Gente che credeva ancora nell’onore come le migliaia di prigionieri della Repubblica Sociale rinchiusi nel campo di concentramento di Coltano, vicino all’aeroporto di Pisa. Nell’estate del 1945 furono tanti, ma proprio tanti i giovani che, catturati alla fine delle ostilità furono posti dietro un filo spinato, all’addiaccio, spesso senza vestiti e senza cibo, unicamente perché avevano scelto la parte perdente e (va detto) profondamente sbagliata perché alleata di fatto del nazismo. Ma anche quei ragazzi seppero tenere alto l’onore degli italiani, dando prova di una resistenza morale inattesa dai vincitori. Fra quei prigionieri vi era anche il grande Walter Chiari e tanti altri giovani talenti del mondo dello spettacolo che seppero improvvisare show esilaranti per seppellire “con una risata” l’oppressione di quei giorni.
A questo pellegrinaggio manca ancora una tappa fondamentale: le Langhe del “partigiano Johnny”, i sentieri e i boschi resi immortali dall’epopea narrata da Giuseppe Fenoglio.
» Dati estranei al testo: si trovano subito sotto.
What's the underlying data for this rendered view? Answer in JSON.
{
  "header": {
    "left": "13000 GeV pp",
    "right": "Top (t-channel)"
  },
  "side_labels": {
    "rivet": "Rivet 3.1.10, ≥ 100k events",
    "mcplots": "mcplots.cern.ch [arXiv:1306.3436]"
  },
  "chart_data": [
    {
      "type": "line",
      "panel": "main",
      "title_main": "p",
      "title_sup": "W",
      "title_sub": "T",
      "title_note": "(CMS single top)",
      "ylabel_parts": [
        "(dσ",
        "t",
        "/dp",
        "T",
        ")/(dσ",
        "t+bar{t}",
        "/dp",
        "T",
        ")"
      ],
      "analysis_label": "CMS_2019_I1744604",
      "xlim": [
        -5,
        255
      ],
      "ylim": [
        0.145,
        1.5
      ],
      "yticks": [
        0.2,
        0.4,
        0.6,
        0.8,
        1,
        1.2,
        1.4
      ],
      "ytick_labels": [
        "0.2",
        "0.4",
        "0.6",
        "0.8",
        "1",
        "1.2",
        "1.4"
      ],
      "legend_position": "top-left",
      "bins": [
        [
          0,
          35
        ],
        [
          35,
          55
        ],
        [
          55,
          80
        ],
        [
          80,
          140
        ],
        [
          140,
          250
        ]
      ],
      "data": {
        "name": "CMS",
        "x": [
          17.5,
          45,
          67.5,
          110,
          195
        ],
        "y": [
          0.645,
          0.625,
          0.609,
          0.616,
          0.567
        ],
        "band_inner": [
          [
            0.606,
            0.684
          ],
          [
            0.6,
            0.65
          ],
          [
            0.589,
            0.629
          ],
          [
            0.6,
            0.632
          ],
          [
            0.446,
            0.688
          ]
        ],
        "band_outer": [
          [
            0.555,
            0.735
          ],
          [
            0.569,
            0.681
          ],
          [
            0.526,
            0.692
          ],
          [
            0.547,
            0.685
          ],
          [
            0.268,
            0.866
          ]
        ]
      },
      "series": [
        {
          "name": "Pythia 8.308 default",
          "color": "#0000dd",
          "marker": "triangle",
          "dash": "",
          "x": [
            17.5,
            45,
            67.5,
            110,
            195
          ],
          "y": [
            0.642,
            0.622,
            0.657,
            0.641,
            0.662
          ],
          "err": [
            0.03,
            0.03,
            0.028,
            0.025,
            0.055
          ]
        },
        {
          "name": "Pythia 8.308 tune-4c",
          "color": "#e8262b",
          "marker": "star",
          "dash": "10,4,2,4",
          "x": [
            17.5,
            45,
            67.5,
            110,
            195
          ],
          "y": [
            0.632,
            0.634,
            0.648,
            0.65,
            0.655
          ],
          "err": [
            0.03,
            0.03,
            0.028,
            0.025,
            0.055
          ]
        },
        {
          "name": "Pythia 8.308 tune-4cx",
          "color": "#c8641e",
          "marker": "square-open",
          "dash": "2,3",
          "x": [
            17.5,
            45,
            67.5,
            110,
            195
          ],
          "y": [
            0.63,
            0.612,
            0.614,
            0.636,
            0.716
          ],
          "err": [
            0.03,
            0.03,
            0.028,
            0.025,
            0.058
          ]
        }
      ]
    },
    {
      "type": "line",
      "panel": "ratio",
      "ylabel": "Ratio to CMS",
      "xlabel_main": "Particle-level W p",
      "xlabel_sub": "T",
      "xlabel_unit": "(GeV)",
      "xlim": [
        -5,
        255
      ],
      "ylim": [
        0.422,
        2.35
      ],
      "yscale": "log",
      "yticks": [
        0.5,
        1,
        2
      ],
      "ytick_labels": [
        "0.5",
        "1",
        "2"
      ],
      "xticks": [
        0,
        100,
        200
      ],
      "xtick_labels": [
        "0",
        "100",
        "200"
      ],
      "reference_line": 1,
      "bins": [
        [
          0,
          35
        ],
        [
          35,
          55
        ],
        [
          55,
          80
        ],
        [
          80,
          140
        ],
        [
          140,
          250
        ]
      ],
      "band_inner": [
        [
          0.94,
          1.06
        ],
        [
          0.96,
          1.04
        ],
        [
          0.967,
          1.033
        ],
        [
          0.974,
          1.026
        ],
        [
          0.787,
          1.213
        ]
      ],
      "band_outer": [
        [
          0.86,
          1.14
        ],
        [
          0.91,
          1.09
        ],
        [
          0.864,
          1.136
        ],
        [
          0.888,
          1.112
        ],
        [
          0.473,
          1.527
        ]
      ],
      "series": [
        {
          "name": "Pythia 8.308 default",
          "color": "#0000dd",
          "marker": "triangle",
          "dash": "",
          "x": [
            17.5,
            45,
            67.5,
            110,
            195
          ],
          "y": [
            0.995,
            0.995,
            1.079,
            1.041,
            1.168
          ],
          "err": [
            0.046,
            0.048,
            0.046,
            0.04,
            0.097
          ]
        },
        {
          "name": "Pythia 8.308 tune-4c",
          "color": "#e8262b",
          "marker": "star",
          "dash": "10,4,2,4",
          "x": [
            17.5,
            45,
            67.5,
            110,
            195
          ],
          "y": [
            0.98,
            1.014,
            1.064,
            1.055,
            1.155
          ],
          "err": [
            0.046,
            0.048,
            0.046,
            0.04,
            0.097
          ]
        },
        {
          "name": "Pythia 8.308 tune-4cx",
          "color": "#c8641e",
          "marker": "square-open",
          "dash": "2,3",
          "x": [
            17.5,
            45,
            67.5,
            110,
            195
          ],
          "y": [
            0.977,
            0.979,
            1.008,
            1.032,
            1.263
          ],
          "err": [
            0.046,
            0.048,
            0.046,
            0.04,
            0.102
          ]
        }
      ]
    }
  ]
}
Bisognerà, un giorno, tornare su quei luoghi, mangiare le castagne, unico cibo disponibile a coloro che non vollero arrendersi alla forza militare tedesca. E, forse, proprio in quella semplicità, si arriverà a comprendere la forza morale di quei partigiani che scelsero «la parte che faceva meno schifo» per far diventare l’Italia «una nazione più piccola ma più seria». Un’impresa che riuscì alla generazione che aveva vissuto la guerra ma che, oggi, non sembra più far parte di un’eredità che valga la pena di raccogliere.